As HCI practitioners who believe in making technology slicker to use, our biggest opponents may be budgets, but coming up strong on the outside is stupidity based on common sense. Human psychology is a weird and wonderful thing, and I love studying it because there's always something unexpected waiting to mug you around the corner. Where others love bar fights, I love getting pasted by new knowledge. And research has shown for a long time that common sense is a lousy predictor of future events. You'd think that humans would be good at prediction by now, but we're not. For one thing, we think in linear terms - one cause, one effect. But the universe is gloriously nonlinear, and every event has many causes. Further, humans tend to predict based on what's going on now. When we ask "how would you like this?" or "how would you feel about this?", the respondent has to extrapolate based solely on how he feels at the moment. When we put this to the test, we find that the respondents don't really feel that way later on. This is why I put no faith in predictive surveys.

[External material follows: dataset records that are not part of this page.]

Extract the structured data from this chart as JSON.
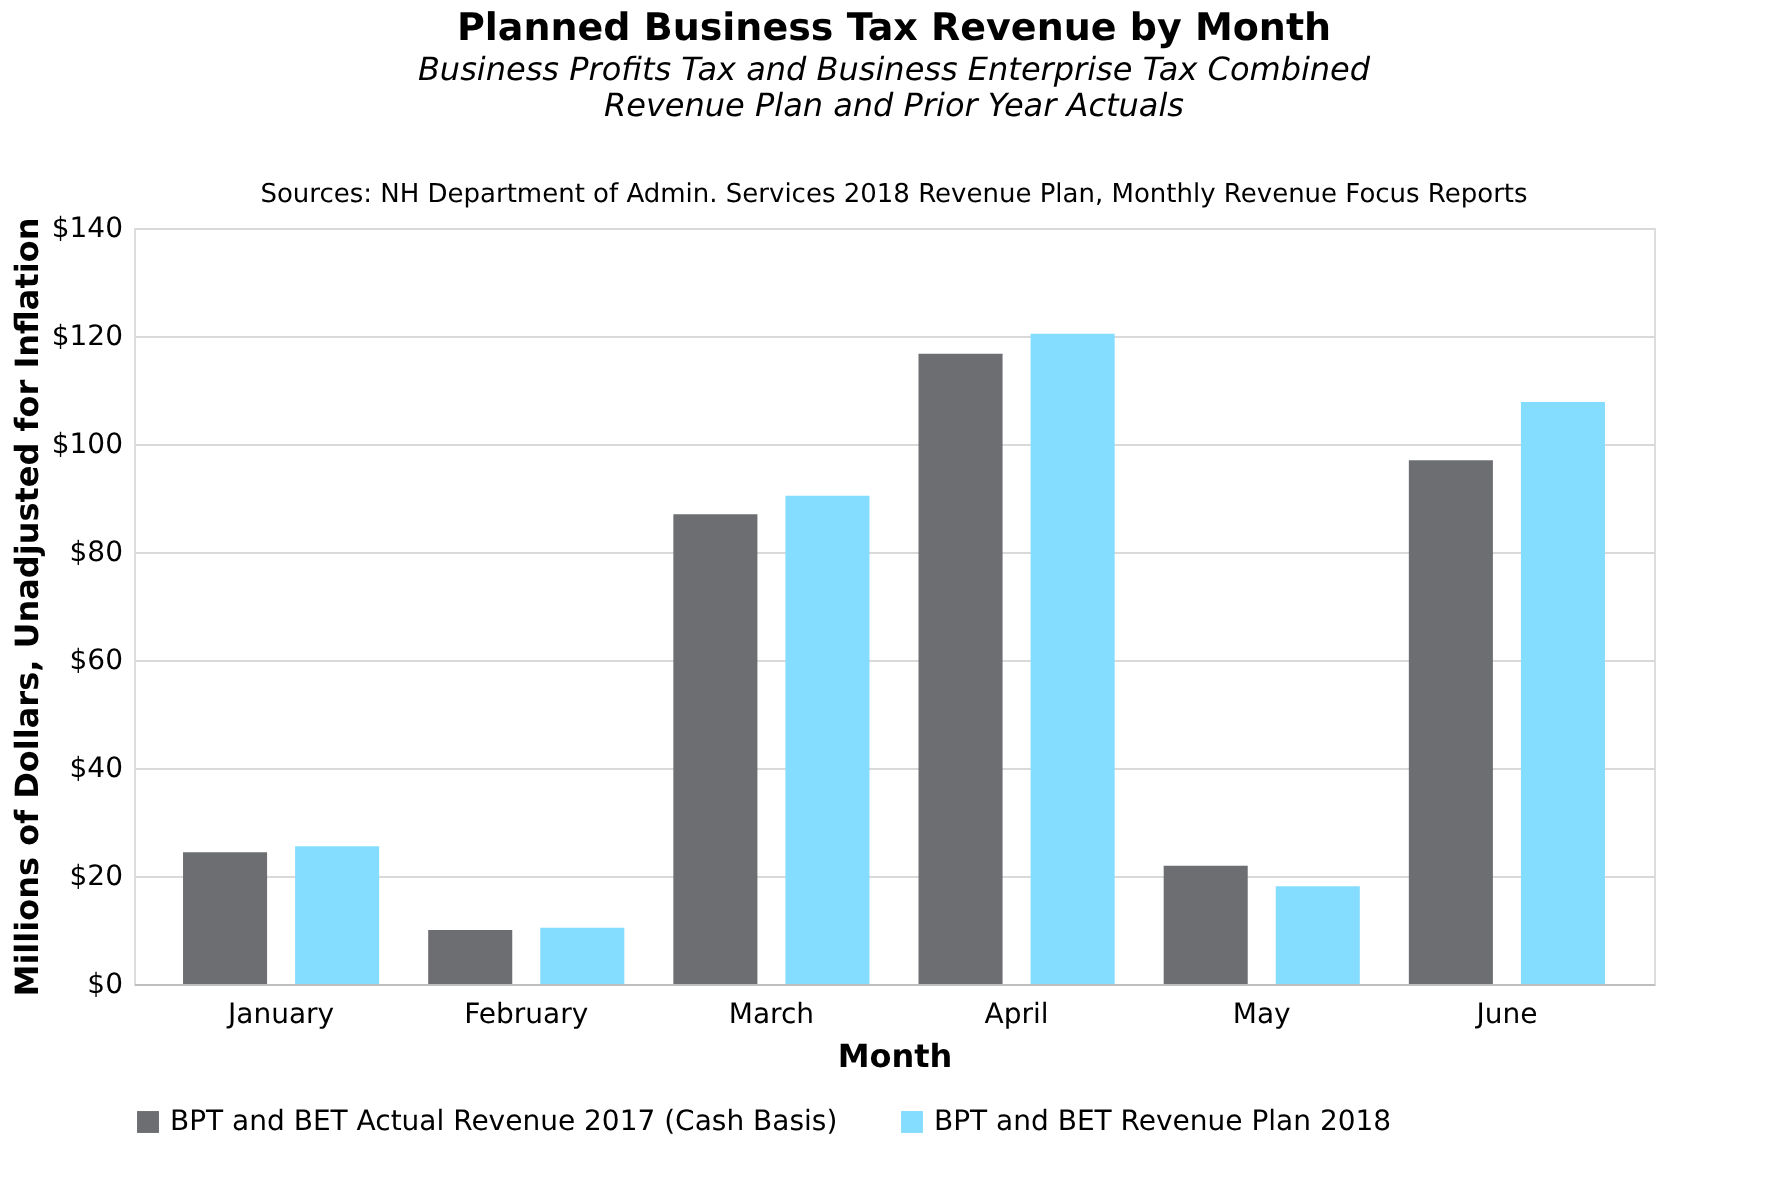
{
  "chart_data": {
    "type": "bar",
    "title": "Planned Business Tax Revenue by Month",
    "subtitle": [
      "Business Profits Tax and Business Enterprise Tax Combined",
      "Revenue Plan and Prior Year Actuals"
    ],
    "annotations": [
      "Sources: NH Department of Admin. Services 2018 Revenue Plan, Monthly Revenue Focus Reports"
    ],
    "xlabel": "Month",
    "ylabel": "Millions of Dollars, Unadjusted for Inflation",
    "categories": [
      "January",
      "February",
      "March",
      "April",
      "May",
      "June"
    ],
    "series": [
      {
        "name": "BPT and BET Actual Revenue 2017 (Cash Basis)",
        "color": "#6d6e71",
        "values": [
          24.4,
          10,
          87,
          116.7,
          21.9,
          97
        ]
      },
      {
        "name": "BPT and BET Revenue Plan 2018",
        "color": "#84dcff",
        "values": [
          25.5,
          10.4,
          90.4,
          120.4,
          18.1,
          107.8
        ]
      }
    ],
    "ylim": [
      0,
      140
    ],
    "yticks": [
      {
        "value": 0,
        "label": "$0"
      },
      {
        "value": 20,
        "label": "$20"
      },
      {
        "value": 40,
        "label": "$40"
      },
      {
        "value": 60,
        "label": "$60"
      },
      {
        "value": 80,
        "label": "$80"
      },
      {
        "value": 100,
        "label": "$100"
      },
      {
        "value": 120,
        "label": "$120"
      },
      {
        "value": 140,
        "label": "$140"
      }
    ],
    "grid": "y",
    "legend": "bottom"
  }
}
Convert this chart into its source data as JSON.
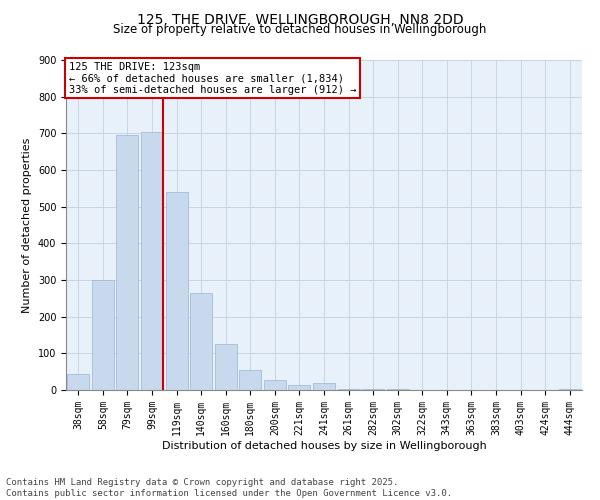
{
  "title": "125, THE DRIVE, WELLINGBOROUGH, NN8 2DD",
  "subtitle": "Size of property relative to detached houses in Wellingborough",
  "xlabel": "Distribution of detached houses by size in Wellingborough",
  "ylabel": "Number of detached properties",
  "categories": [
    "38sqm",
    "58sqm",
    "79sqm",
    "99sqm",
    "119sqm",
    "140sqm",
    "160sqm",
    "180sqm",
    "200sqm",
    "221sqm",
    "241sqm",
    "261sqm",
    "282sqm",
    "302sqm",
    "322sqm",
    "343sqm",
    "363sqm",
    "383sqm",
    "403sqm",
    "424sqm",
    "444sqm"
  ],
  "values": [
    45,
    300,
    695,
    705,
    540,
    265,
    125,
    55,
    28,
    13,
    18,
    2,
    2,
    2,
    1,
    1,
    0,
    0,
    0,
    0,
    2
  ],
  "bar_color": "#c8d9ee",
  "bar_edge_color": "#9ab5d4",
  "vline_bar_index": 3,
  "vline_color": "#cc0000",
  "annotation_title": "125 THE DRIVE: 123sqm",
  "annotation_line1": "← 66% of detached houses are smaller (1,834)",
  "annotation_line2": "33% of semi-detached houses are larger (912) →",
  "annotation_box_color": "#ffffff",
  "annotation_box_edge": "#cc0000",
  "ylim": [
    0,
    900
  ],
  "yticks": [
    0,
    100,
    200,
    300,
    400,
    500,
    600,
    700,
    800,
    900
  ],
  "footer1": "Contains HM Land Registry data © Crown copyright and database right 2025.",
  "footer2": "Contains public sector information licensed under the Open Government Licence v3.0.",
  "background_color": "#ffffff",
  "plot_bg_color": "#e8f0fa",
  "grid_color": "#c8d4e8",
  "title_fontsize": 10,
  "subtitle_fontsize": 8.5,
  "axis_label_fontsize": 8,
  "tick_fontsize": 7,
  "annotation_fontsize": 7.5,
  "footer_fontsize": 6.5
}
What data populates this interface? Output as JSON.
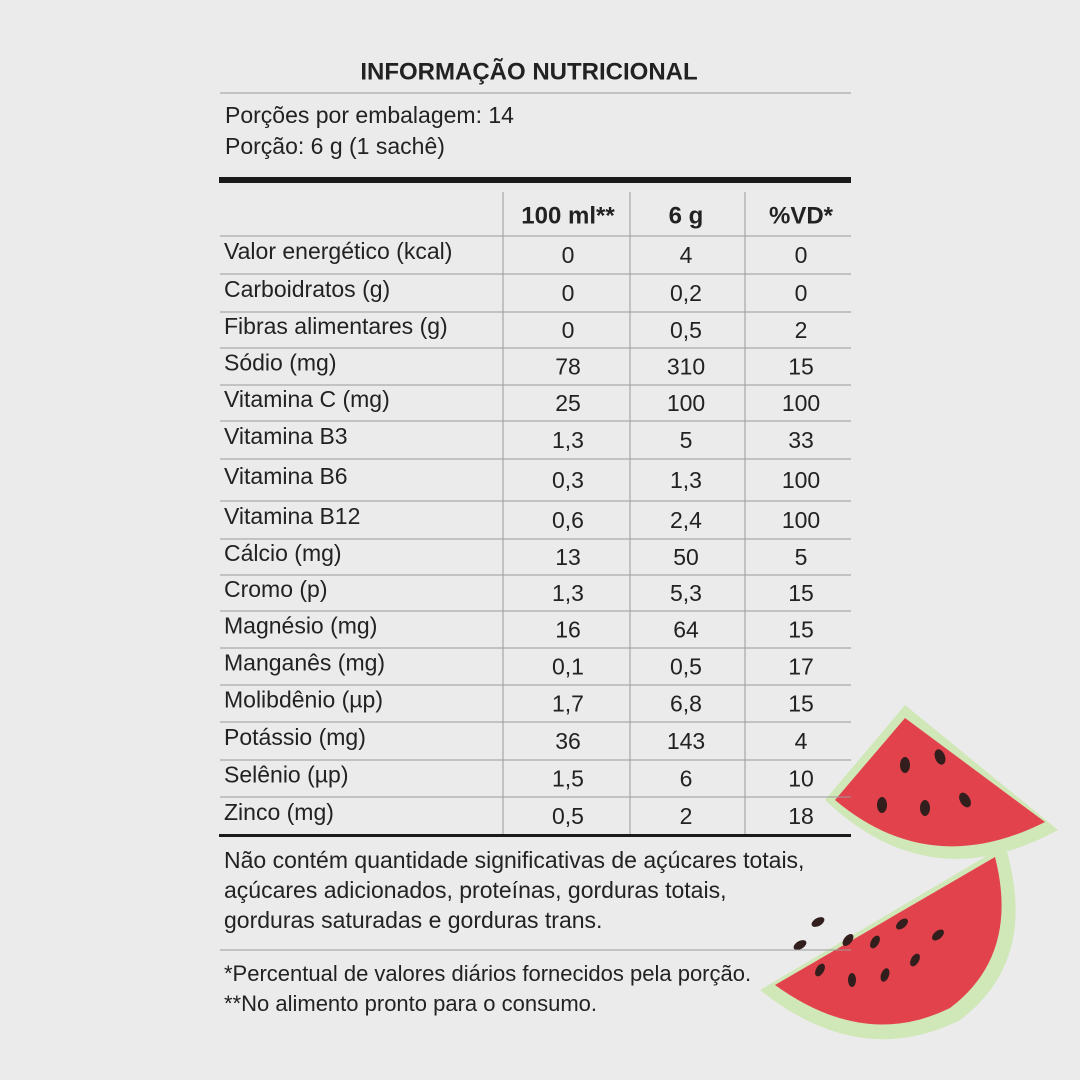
{
  "title": "INFORMAÇÃO NUTRICIONAL",
  "servings": [
    "Porções por embalagem: 14",
    "Porção: 6 g (1 sachê)"
  ],
  "table": {
    "header": [
      "100 ml**",
      "6 g",
      "%VD*"
    ],
    "rows": [
      [
        "Valor energético (kcal)",
        "0",
        "4",
        "0"
      ],
      [
        "Carboidratos (g)",
        "0",
        "0,2",
        "0"
      ],
      [
        "Fibras alimentares (g)",
        "0",
        "0,5",
        "2"
      ],
      [
        "Sódio (mg)",
        "78",
        "310",
        "15"
      ],
      [
        "Vitamina C (mg)",
        "25",
        "100",
        "100"
      ],
      [
        "Vitamina B3",
        "1,3",
        "5",
        "33"
      ],
      [
        "Vitamina B6",
        "0,3",
        "1,3",
        "100"
      ],
      [
        "Vitamina B12",
        "0,6",
        "2,4",
        "100"
      ],
      [
        "Cálcio (mg)",
        "13",
        "50",
        "5"
      ],
      [
        "Cromo (p)",
        "1,3",
        "5,3",
        "15"
      ],
      [
        "Magnésio (mg)",
        "16",
        "64",
        "15"
      ],
      [
        "Manganês (mg)",
        "0,1",
        "0,5",
        "17"
      ],
      [
        "Molibdênio (µp)",
        "1,7",
        "6,8",
        "15"
      ],
      [
        "Potássio (mg)",
        "36",
        "143",
        "4"
      ],
      [
        "Selênio (µp)",
        "1,5",
        "6",
        "10"
      ],
      [
        "Zinco (mg)",
        "0,5",
        "2",
        "18"
      ]
    ]
  },
  "statement": [
    "Não contém quantidade significativas de açúcares totais,",
    "açúcares adicionados, proteínas, gorduras totais,",
    "gorduras saturadas e gorduras trans."
  ],
  "notes": [
    "*Percentual de valores diários fornecidos pela porção.",
    "**No alimento pronto para o consumo."
  ]
}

When those in power use common sense to make sweeping laws or spend huge sums of money, they too usually screw the pooch. The Freakonomics blog has a short piece on how abstinence-only sex education has actually resulted in more teen pregnancies, something any psychologist could have predicted. The urge to merge is far too strong to educate away, especially in adolescents who haven't yet developed much control over their impulses. The victims of abstinence-only education aren't given the tools to prevent disease or pregnancy, but they're driven to give in to the mating call anyway, resulting in more pregnancies. It's obvious from studies that abstinence-only ed doesn't work, and New York has appropriately dropped it, despite losing millions in federal funds. But the US Congress stubbornly sticks to the plan. Common sense is dooming teenagers and costing millions, all with no substantial foundation, but that doesn't matter.

The lesson for us is to mistrust common sense, both our own and our clients'. I've seen clients cling to old, unusable designs simply out of faith. Analytics, psychological principles, and user testing will eliminate most of the problems if they're used, but they won't be applied if common sense has anything to say about it.